Evaluations
Evaluating the model performance with AI Quick Actions
With deployed models, you can create a model evaluation to evaluate its performance. You can select a dataset from Object Storage or upload one from the storage of the notebook you're working in. To upload datasets from your notebook, you must first set up policies that let the notebook session write files to Object Storage. You can label your model evaluation with an experiment name. You can either select from an existing experiment or create a new one. BERTScore, BLEU Score, Perplexity Score, Text Readability, and ROUGE are the evaluation metrics available for measuring model performance. You can save the model evaluation result in Object Storage. You can set the model evaluation parameters. Under advanced options, you can select the compute instance shape for the evaluation and optionally enter the Stop sequence. In addition, you can set up logging with your model evaluation to monitor it. Logging is optional but we recommend it to help troubleshoot errors with evaluation. You need to have the necessary policy to enable logging. For more information on logging, see Logs section. You can review the configurations and parameters of your evaluation before creating it.

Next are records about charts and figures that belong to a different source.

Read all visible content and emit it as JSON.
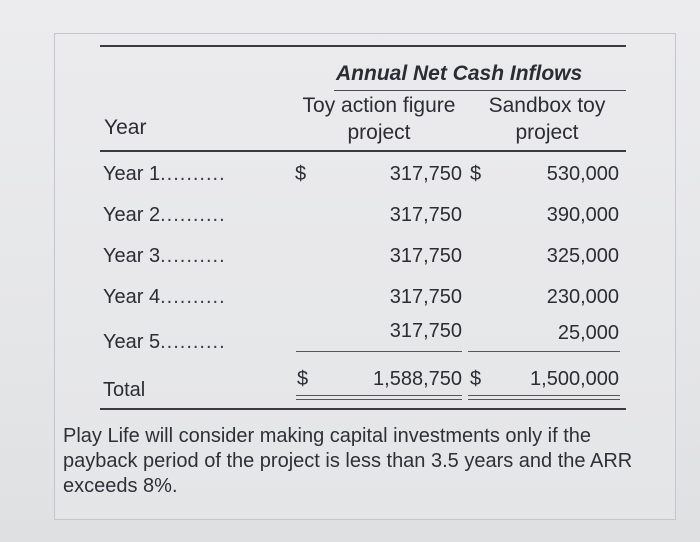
{
  "table": {
    "title": "Annual Net Cash Inflows",
    "col_year": "Year",
    "col_toy": "Toy action figure project",
    "col_toy_line1": "Toy action figure",
    "col_toy_line2": "project",
    "col_sandbox": "Sandbox toy project",
    "col_sandbox_line1": "Sandbox toy",
    "col_sandbox_line2": "project",
    "rows": [
      {
        "year": "Year 1",
        "dots": "..........",
        "currency": "$",
        "toy": "317,750",
        "toy_currency": "$",
        "sandbox": "530,000"
      },
      {
        "year": "Year 2",
        "dots": "..........",
        "toy": "317,750",
        "sandbox": "390,000"
      },
      {
        "year": "Year 3",
        "dots": "..........",
        "toy": "317,750",
        "sandbox": "325,000"
      },
      {
        "year": "Year 4",
        "dots": "..........",
        "toy": "317,750",
        "sandbox": "230,000"
      },
      {
        "year": "Year 5",
        "dots": "..........",
        "toy": "317,750",
        "sandbox": "25,000"
      }
    ],
    "total": {
      "label": "Total",
      "currency": "$",
      "toy": "1,588,750",
      "toy_currency": "$",
      "sandbox": "1,500,000"
    }
  },
  "note": "Play Life will consider making capital investments only if the payback period of the project is less than 3.5 years and the ARR exceeds 8%."
}
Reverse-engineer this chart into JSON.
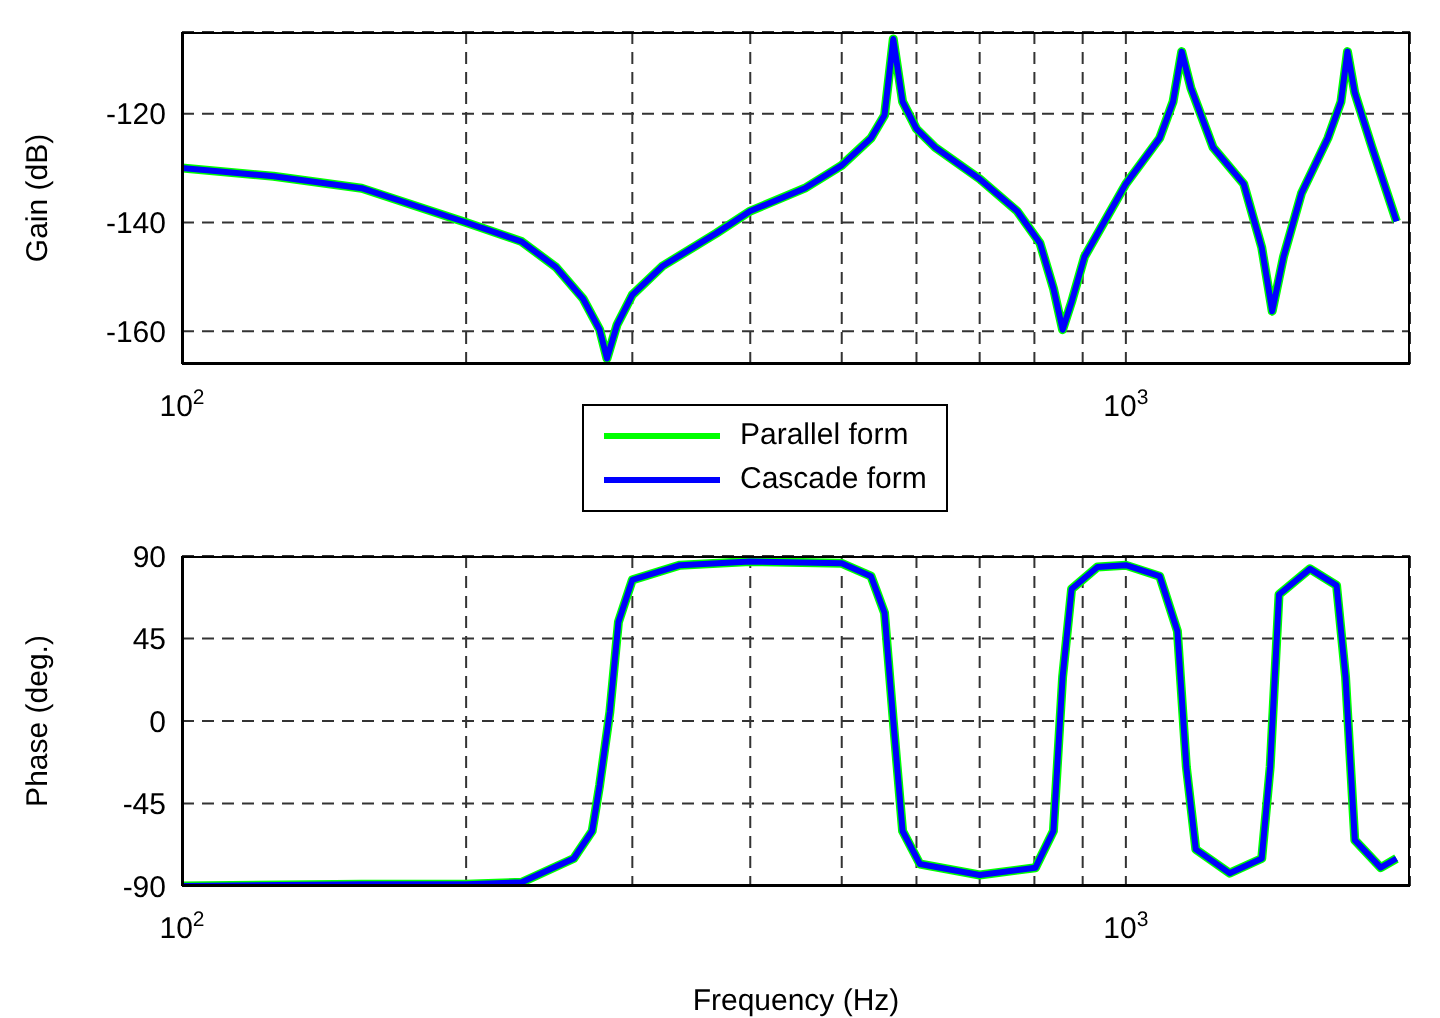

If you go back to the Evaluation tab, you see the evaluation lifecycle state is
Succeeded
when the model evaluation is completed. You can view the
evaluation result and download a copy of the model evaluation report to your local machine.
Evaluations can't be run on ARM-based shapes.
For a complete list of parameters and values for AI Quick Actions CLI commands, see AI Quick Actions CLI.
This task can't be performed using the API.